Yeah, mapping chinese characters to linear UTF-8 space is throwing a lot of information away. Each language brings some ideas for text processing. sentencepiece inventor is Japanese, which doesn't have explicit word delimiters, for example.

varispeed 4 hours ago

Text is linear, whereas image is parallel. I mean when people often read they don't scan text from left to right (or different direction, depending on language), but rather read the text all at once or non-linearly. Like first lock on keywords and then read adjacent words to get meaning, often even skipping some filler sentences unconsciously.

Sequential reading of text is very inefficient.

ants_everywhere 3 minutes ago

some of us with ADHD just kind of read all the words at once
sosodev 3 hours ago

LLMs don't "read" text sequentially, right?
- olliepro 3 hours ago
  
  The causal masking means future tokens don’t affect previous tokens embeddings as they evolve throughout the model, but all tokens a processed in parallel… so, yes and no. See this previous HN post (https://news.ycombinator.com/item?id=45644328) about how bidirectional encoders are similar to diffusion’s non-linear way of generating text. Vision transformers use bidirectional encoding b/c of the non-causal nature of image pixels.
  - Merik 2 hours ago
    
    Didn’t anthropic show that the models engage in a form of planning such that it is predicting a possible future subsequent tokens that then affects prediction of the next token: https://transformer-circuits.pub/2025/attribution-graphs/bio...
    
    ACCount37 an hour ago
    
    Sure, an LLM can start "preparing" for token N+4 at token N. But that doesn't change that the token N can't "see" N+1.
    Causality is enforced in LLMs - past tokens can affect future tokens, but not the other way around.
spiralcoaster 2 hours ago

What people do you know that do this? I absolutely read in a linear fashion unless I'm deliberately skimming something to get the gist of it.
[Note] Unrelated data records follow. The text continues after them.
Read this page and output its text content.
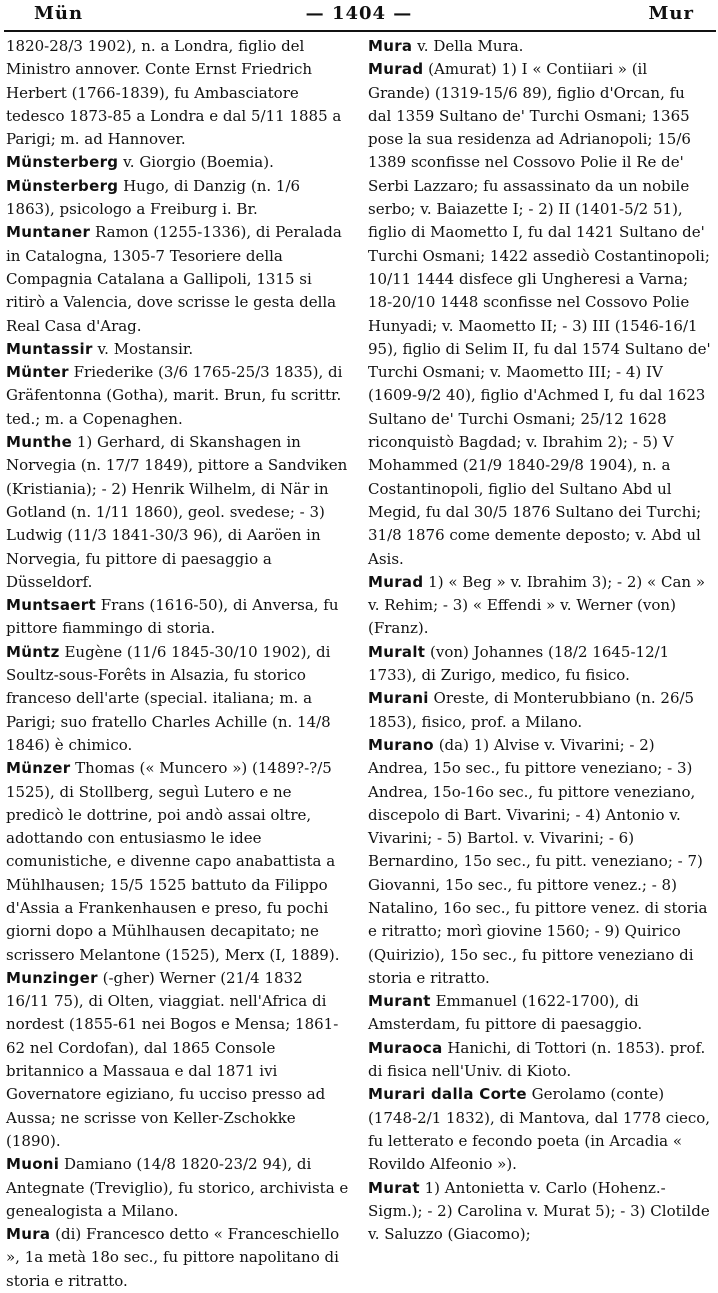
Mün	— 1404 —	Mur

1820-28/3 1902), n. a Londra, figlio del Ministro annover. Conte Ernst Friedrich Herbert (1766-1839), fu Ambasciatore tedesco 1873-85 a Londra e dal 5/11 1885 a Parigi; m. ad Hannover.

Münsterberg v. Giorgio (Boemia).

Münsterberg Hugo, di Danzig (n. 1/6 1863), psicologo a Freiburg i. Br.

Muntaner Ramon (1255-1336), di Peralada in Catalogna, 1305-7 Tesoriere della Compagnia Catalana a Gallipoli, 1315 si ritirò a Valencia, dove scrisse le gesta della Real Casa d'Arag.

Muntassir v. Mostansir.

Münter Friederike (3/6 1765-25/3 1835), di Gräfentonna (Gotha), marit. Brun, fu scrittr. ted.; m. a Copenaghen.

Munthe 1) Gerhard, di Skanshagen in Norvegia (n. 17/7 1849), pittore a Sandviken (Kristiania); - 2) Henrik Wilhelm, di När in Gotland (n. 1/11 1860), geol. svedese; - 3) Ludwig (11/3 1841-30/3 96), di Aaröen in Norvegia, fu pittore di paesaggio a Düsseldorf.

Muntsaert Frans (1616-50), di Anversa, fu pittore fiammingo di storia.

Müntz Eugène (11/6 1845-30/10 1902), di Soultz-sous-Forêts in Alsazia, fu storico franceso dell'arte (special. italiana; m. a Parigi; suo fratello Charles Achille (n. 14/8 1846) è chimico.

Münzer Thomas (« Muncero ») (1489?-?/5 1525), di Stollberg, seguì Lutero e ne predicò le dottrine, poi andò assai oltre, adottando con entusiasmo le idee comunistiche, e divenne capo anabattista a Mühlhausen; 15/5 1525 battuto da Filippo d'Assia a Frankenhausen e preso, fu pochi giorni dopo a Mühlhausen decapitato; ne scrissero Melantone (1525), Merx (I, 1889).

Munzinger (-gher) Werner (21/4 1832 16/11 75), di Olten, viaggiat. nell'Africa di nordest (1855-61 nei Bogos e Mensa; 1861-62 nel Cordofan), dal 1865 Console britannico a Massaua e dal 1871 ivi Governatore egiziano, fu ucciso presso ad Aussa; ne scrisse von Keller-Zschokke (1890).

Muoni Damiano (14/8 1820-23/2 94), di Antegnate (Treviglio), fu storico, archivista e genealogista a Milano.

Mura (di) Francesco detto « Franceschiello », 1a metà 18o sec., fu pittore napolitano di storia e ritratto.

Mura v. Della Mura.

Murad (Amurat) 1) I « Contiiari » (il Grande) (1319-15/6 89), figlio d'Orcan, fu dal 1359 Sultano de' Turchi Osmani; 1365 pose la sua residenza ad Adrianopoli; 15/6 1389 sconfisse nel Cossovo Polie il Re de' Serbi Lazzaro; fu assassinato da un nobile serbo; v. Baiazette I; - 2) II (1401-5/2 51), figlio di Maometto I, fu dal 1421 Sultano de' Turchi Osmani; 1422 assediò Costantinopoli; 10/11 1444 disfece gli Ungheresi a Varna; 18-20/10 1448 sconfisse nel Cossovo Polie Hunyadi; v. Maometto II; - 3) III (1546-16/1 95), figlio di Selim II, fu dal 1574 Sultano de' Turchi Osmani; v. Maometto III; - 4) IV (1609-9/2 40), figlio d'Achmed I, fu dal 1623 Sultano de' Turchi Osmani; 25/12 1628 riconquistò Bagdad; v. Ibrahim 2); - 5) V Mohammed (21/9 1840-29/8 1904), n. a Costantinopoli, figlio del Sultano Abd ul Megid, fu dal 30/5 1876 Sultano dei Turchi; 31/8 1876 come demente deposto; v. Abd ul Asis.

Murad 1) « Beg » v. Ibrahim 3); - 2) « Can » v. Rehim; - 3) « Effendi » v. Werner (von) (Franz).

Muralt (von) Johannes (18/2 1645-12/1 1733), di Zurigo, medico, fu fisico.

Murani Oreste, di Monterubbiano (n. 26/5 1853), fisico, prof. a Milano.

Murano (da) 1) Alvise v. Vivarini; - 2) Andrea, 15o sec., fu pittore veneziano; - 3) Andrea, 15o-16o sec., fu pittore veneziano, discepolo di Bart. Vivarini; - 4) Antonio v. Vivarini; - 5) Bartol. v. Vivarini; - 6) Bernardino, 15o sec., fu pitt. veneziano; - 7) Giovanni, 15o sec., fu pittore venez.; - 8) Natalino, 16o sec., fu pittore venez. di storia e ritratto; morì giovine 1560; - 9) Quirico (Quirizio), 15o sec., fu pittore veneziano di storia e ritratto.

Murant Emmanuel (1622-1700), di Amsterdam, fu pittore di paesaggio.

Muraoca Hanichi, di Tottori (n. 1853). prof. di fisica nell'Univ. di Kioto.

Murari dalla Corte Gerolamo (conte) (1748-2/1 1832), di Mantova, dal 1778 cieco, fu letterato e fecondo poeta (in Arcadia « Rovildo Alfeonio »).

Murat 1) Antonietta v. Carlo (Hohenz.-Sigm.); - 2) Carolina v. Murat 5); - 3) Clotilde v. Saluzzo (Giacomo);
Who can read the text "all at once"?!
- numpad0 an hour ago
  
  I don't know how common it is, but I tend to read novels in a buttered heterogeneous multithreading mode - image and logical and emotional readings all go at each their own paces, rather than a singular OCR engine feeding them all with 1D text
  is that crazy? I'm not buying it is
  - bigbluedots an hour ago
    
    Don't know, probably? I'm a linear reader

yunwal a day ago

> The more interesting part for me (esp as a computer vision at heart who is temporarily masquerading as a natural language person) is whether pixels are better inputs to LLMs than text. Whether text tokens are wasteful and just terrible, at the input.

> Maybe it makes more sense that all inputs to LLMs should only ever be images.

So, what, every time I want to ask an LLM a question I paint a picture? I mean at that point why not just say "all input to LLMs should be embeddings"?

fspeech 4 hours ago

If you can read your input on your screen your computer apparently knows how to convert your texts to images.
CuriouslyC 4 hours ago

All inputs being embeddings can work if you have embedding like Matryoshka, the hard part is adaptively selecting the embedding size for a given datum.
smegma2 a day ago

No? He’s talking about rendered text
- rhdunn 4 hours ago
  
  From the post he's referring to text input as well:
  > Maybe it makes more sense that all inputs to LLMs should only ever be images. Even if you happen to have pure text input, maybe you'd prefer to render it and then feed that in:
  Italicized emphasis mine.
  So he's suggesting that/wondering if the vision model should be the only input to the LLM and have that read the text. So there would be a rasterization step on the text input to generate the image.
  Thus, you don't need to draw a picture but generate a raster of the text to feed it to the vision model.